Em pânico, comecei outro cântico... Todavia não o terminaria a tempo! Assim que a esfera vermelha chegou bem na minha cara...
“Vis Farank!” gritou Amelia.
Slam! Ouviu-se um som abafado, e Vermelho desapareceu da minha vista no instante seguinte.
Amelia havia reunido poder mágico em suas mãos e deu um soco no orbe. Ele, com razão, não esperava que alguém o socasse diretamente, então recebeu o golpe na hora. O mundo é um lugar grande, entretanto acho que as únicas pessoas que conseguiam espancar um mazoku no soco até a morte com as próprias mãos eram Amelia e seu pai.
Bom, ok, talvez minha irmã mais velha consiga...

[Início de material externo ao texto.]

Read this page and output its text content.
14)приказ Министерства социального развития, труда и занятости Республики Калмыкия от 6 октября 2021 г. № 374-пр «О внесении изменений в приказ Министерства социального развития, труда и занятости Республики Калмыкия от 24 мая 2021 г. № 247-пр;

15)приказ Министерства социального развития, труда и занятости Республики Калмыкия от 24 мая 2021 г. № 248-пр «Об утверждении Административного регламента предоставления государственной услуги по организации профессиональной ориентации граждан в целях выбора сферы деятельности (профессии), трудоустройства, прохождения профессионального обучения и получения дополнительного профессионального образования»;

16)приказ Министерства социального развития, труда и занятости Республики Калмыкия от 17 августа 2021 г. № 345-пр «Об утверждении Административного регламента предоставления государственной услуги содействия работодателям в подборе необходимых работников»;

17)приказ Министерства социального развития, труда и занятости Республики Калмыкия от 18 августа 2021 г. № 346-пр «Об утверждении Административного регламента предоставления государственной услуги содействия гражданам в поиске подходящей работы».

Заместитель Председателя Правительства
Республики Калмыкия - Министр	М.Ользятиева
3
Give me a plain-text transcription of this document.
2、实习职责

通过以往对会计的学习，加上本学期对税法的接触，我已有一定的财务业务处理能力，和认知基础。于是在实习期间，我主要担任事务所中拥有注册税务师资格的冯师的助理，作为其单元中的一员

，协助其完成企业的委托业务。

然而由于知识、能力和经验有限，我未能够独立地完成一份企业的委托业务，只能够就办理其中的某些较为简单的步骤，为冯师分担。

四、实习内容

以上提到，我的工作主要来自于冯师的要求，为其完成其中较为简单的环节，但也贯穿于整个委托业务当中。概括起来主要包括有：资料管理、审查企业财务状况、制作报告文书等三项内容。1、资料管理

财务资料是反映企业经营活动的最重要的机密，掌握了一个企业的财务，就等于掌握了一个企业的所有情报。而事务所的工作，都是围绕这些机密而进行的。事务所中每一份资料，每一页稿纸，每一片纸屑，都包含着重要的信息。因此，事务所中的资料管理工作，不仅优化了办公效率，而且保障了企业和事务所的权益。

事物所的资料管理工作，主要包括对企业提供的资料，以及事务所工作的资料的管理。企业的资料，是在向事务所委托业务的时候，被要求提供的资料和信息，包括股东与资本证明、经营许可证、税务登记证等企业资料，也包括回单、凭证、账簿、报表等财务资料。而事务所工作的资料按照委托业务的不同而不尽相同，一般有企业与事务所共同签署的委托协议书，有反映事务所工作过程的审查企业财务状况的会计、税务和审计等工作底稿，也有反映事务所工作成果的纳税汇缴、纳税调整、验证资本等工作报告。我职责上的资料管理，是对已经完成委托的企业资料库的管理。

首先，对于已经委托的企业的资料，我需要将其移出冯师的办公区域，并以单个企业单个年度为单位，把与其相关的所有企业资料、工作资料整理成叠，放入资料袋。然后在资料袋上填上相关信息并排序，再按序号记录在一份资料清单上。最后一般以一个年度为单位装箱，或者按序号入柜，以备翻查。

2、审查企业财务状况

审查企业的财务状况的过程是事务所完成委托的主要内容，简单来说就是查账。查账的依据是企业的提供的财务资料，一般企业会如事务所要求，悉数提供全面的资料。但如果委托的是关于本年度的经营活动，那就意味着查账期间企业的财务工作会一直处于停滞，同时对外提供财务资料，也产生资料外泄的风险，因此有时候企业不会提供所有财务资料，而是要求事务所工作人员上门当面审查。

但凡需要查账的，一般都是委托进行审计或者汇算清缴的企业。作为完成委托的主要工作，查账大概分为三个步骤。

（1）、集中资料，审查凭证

Vermelho saiu voando com o golpe, e Amelia perseguiu, socando-o pela segunda vez! Ouvi algo... Kreeeeeee! Talvez um grito. Ambos os orbes emitiram um som de metal vibrando.
Isso significava que eram a mesma entidade, afinal.
Enquanto Amelia continuava batendo no Vermelho, o outro investiu em sua direção e... Vwing! Zelgadis se aproximou e cortou Cinza ao meio com sua espada larga magicamente infundida! E então... Ba-bwoom! Vermelho e Cinza explodiram!
———
“Ugh...” sentei-me com um gemido suave.
Meu corpo doía por todo lugar. Não estava muito machucada, mas devo ter desmaiado por um segundo. Minha cabeça estava um pouco zonza. Também era difícil ouvir; a explosão deve ter estourado meus tímpanos.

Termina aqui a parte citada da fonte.